December 16, Colombo (LNW): Sri Lanka’s inbound tourism sector is recording steady gains in arrivals, but provisional November–December 2025 data suggests the industry remains caught in a structural earnings dilemma. Despite a visible post-crisis recovery in visitor numbers, foreign exchange inflows are struggling to regain the momentum seen before 2020.

SLTDA provisional estimates show that total arrivals for the final two months of 2025 exceeded 465,000, marking a modest improvement over the same period in 2024. Europe, Russia and India remain the dominant source markets, while long-stay travellers continue to account for a growing share of arrivals.

Yet tourism earnings for the period are estimated at US$ 760–800 million, only marginally higher than last year and well below pre-crisis seasonal benchmarks. Central Bank trend data indicates that this gap is largely driven by declining per-visitor spending rather than demand weakness.

The average tourist now spends approximately US$ 148 per day, reflecting a shift toward backpackers, regional travellers and remote workers who prioritise affordability and lifestyle experiences. While this demographic supports occupancy and length of stay, it compresses margins for operators and limits tax and foreign exchange yields for the economy.
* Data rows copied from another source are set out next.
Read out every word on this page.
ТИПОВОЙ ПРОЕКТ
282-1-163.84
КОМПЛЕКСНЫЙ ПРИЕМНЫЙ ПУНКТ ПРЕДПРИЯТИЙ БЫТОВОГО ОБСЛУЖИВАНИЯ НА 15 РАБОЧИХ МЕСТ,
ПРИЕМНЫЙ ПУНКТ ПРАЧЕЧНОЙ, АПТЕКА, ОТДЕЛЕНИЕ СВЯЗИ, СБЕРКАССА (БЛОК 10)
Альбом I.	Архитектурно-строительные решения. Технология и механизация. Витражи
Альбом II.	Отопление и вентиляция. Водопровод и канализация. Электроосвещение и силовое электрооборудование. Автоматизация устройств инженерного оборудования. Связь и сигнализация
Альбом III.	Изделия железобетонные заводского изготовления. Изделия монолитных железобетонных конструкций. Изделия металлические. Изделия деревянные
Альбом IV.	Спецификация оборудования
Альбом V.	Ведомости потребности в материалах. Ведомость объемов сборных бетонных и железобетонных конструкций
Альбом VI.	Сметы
Geographically, spending patterns are shifting decisively. Colombo’s dominance as the primary tourism transaction hub has eroded, while leisure destinations particularly in the south are capturing a rising share of visitor expenditure. Ella has emerged as the second-largest tourism spending hub, while Ahangama and Weligama have recorded some of the fastest growth rates nationally.

This decentralisation has accelerated in the aftermath of the 2025 cyclone and floods, which disrupted parts of the southern coastline. Rather than deterring travellers long-term, the disaster prompted a reorientation toward sustainable and community-led tourism. Small operators leveraged social media, flexible pricing and experience-based packages to restore demand within weeks.

Economists argue that this trend presents both opportunity and risk. On one hand, the spread of tourism income beyond Colombo supports small businesses, rural employment and external stability. On the other, the continued erosion of spending power raises questions about the sector’s ability to finance infrastructure, debt servicing and climate adaptation.

To address this imbalance, industry stakeholders advocate a recalibration of promotion strategies. Instead of focusing primarily on arrival targets, Sri Lanka must reposition itself as a value-dense destination, promoting premium wellness tourism, curated nature trails and heritage-based experiences with higher pricing power.

With GDP growth forecast to ease in 2026, tourism remains a key buffer for the balance of payments. Whether it can deliver meaningful economic returns will depend not on how many visitors arrive but on how much value each visitor brings.